CAPÍTULO 27

Radishi e Roubert mal tiveram a oportunidade de conhecer Audilha. Estavam em um bosque a norte da vila, num vale entre dois morros altos, quase montanhas. Perto de onde estavam, corria um riacho cujos sons podiam escutar. Muitos insetos tornavam aquela noite um tanto ruidosa. Estava um pouco frio e úmido, ainda assim, os ares eram agradáveis.

Estavam bem quietos, e comiam queijo seco oferecido pelo Cavaleiro Vermelho. Sentavam-se sobre grandes pedras cobertas por musgo macio e levemente escorregadio. O pouco de iluminação com que contavam partia da bela espada carregada pelo Cavaleiro Vermelho. Uma fraca chama rodeava a lâmina que repousava sob a pedra ao lado de seu dono.

O misterioso cavaleiro, não falava muito, conseguia até ser mais quieto que Roubert. O máximo que Radishi conseguiu tirar dele foi, – Vamos esperar aqui. – Logo depois ele se recostou na pedra, sem retirar o elmo e ficou muito quieto, parecendo dormir.

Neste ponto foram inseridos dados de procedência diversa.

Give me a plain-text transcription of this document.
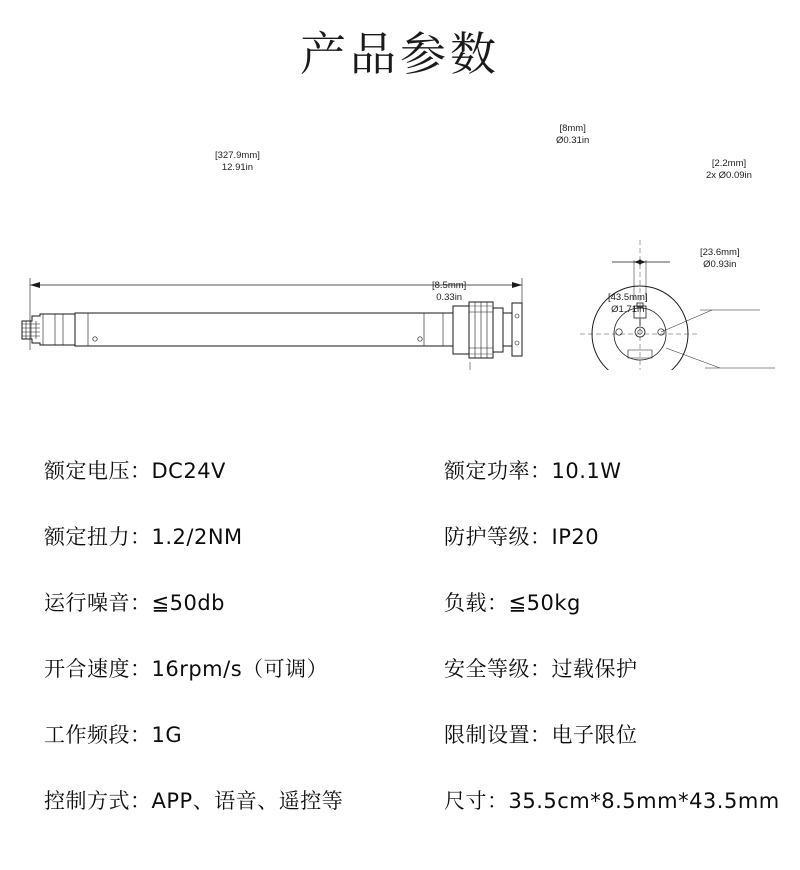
产品参数
[327.9mm]
12.91in
[8.5mm]
0.33in
[8mm]
Ø0.31in
[2.2mm]
2x Ø0.09in
[23.6mm]
Ø0.93in
[43.5mm]
Ø1.71in
额定电压：DC24V	额定功率：10.1W
额定扭力：1.2/2NM	防护等级：IP20
运行噪音：≦50db	负载：≦50kg
开合速度：16rpm/s（可调）	安全等级：过载保护
工作频段：1G	限制设置：电子限位
控制方式：APP、语音、遥控等	尺寸：35.5cm*8.5mm*43.5mm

O bosque era pouco denso e podiam avistar o céu estrelado e apreciar a beleza das luas suspensas no céu. Estavam parcialmente iluminadas, divididas exatamente no meio. Radishi e Roubert perceberam que tinham algo em comum quando se alertaram mutuamente sobre o surgimento da pequena lua azul cintilante atrás da maior lua, especialmente amarela naquela noite.

– Então conhece bem as posições das luas? – disse Radishi.

– Um pouco, gostava de observá-las do alto de certas árvores em Shind.

Quando a pequena lua azul cintilante nasceu, saindo de trás da grande lua amarelada, seu forte brilho trouxe iluminação suficiente para o tisamirense observar detalhes na superfície da armadura do cavaleiro. Além de desenhos curvos, pode observar uma série de símbolos escritos em algumas placas da grande armadura.

Um pouco distraído, teve a atenção chamada para um assobio que não parecia ter sido emitido por nenhum animal. O Cavaleiro Vermelho ergueu a cabeça que estava recostada na pedra atento em direção ao assobio.

O assobio soou uma segunda vez e o Cavaleiro ficou de pé erguendo a espada flamante acesa.

Pouco depois, Radishi percebeu sinais e pensamentos de Vekkardi aproximando-se. Estava acompanhado de uma outra pessoa desconhecida.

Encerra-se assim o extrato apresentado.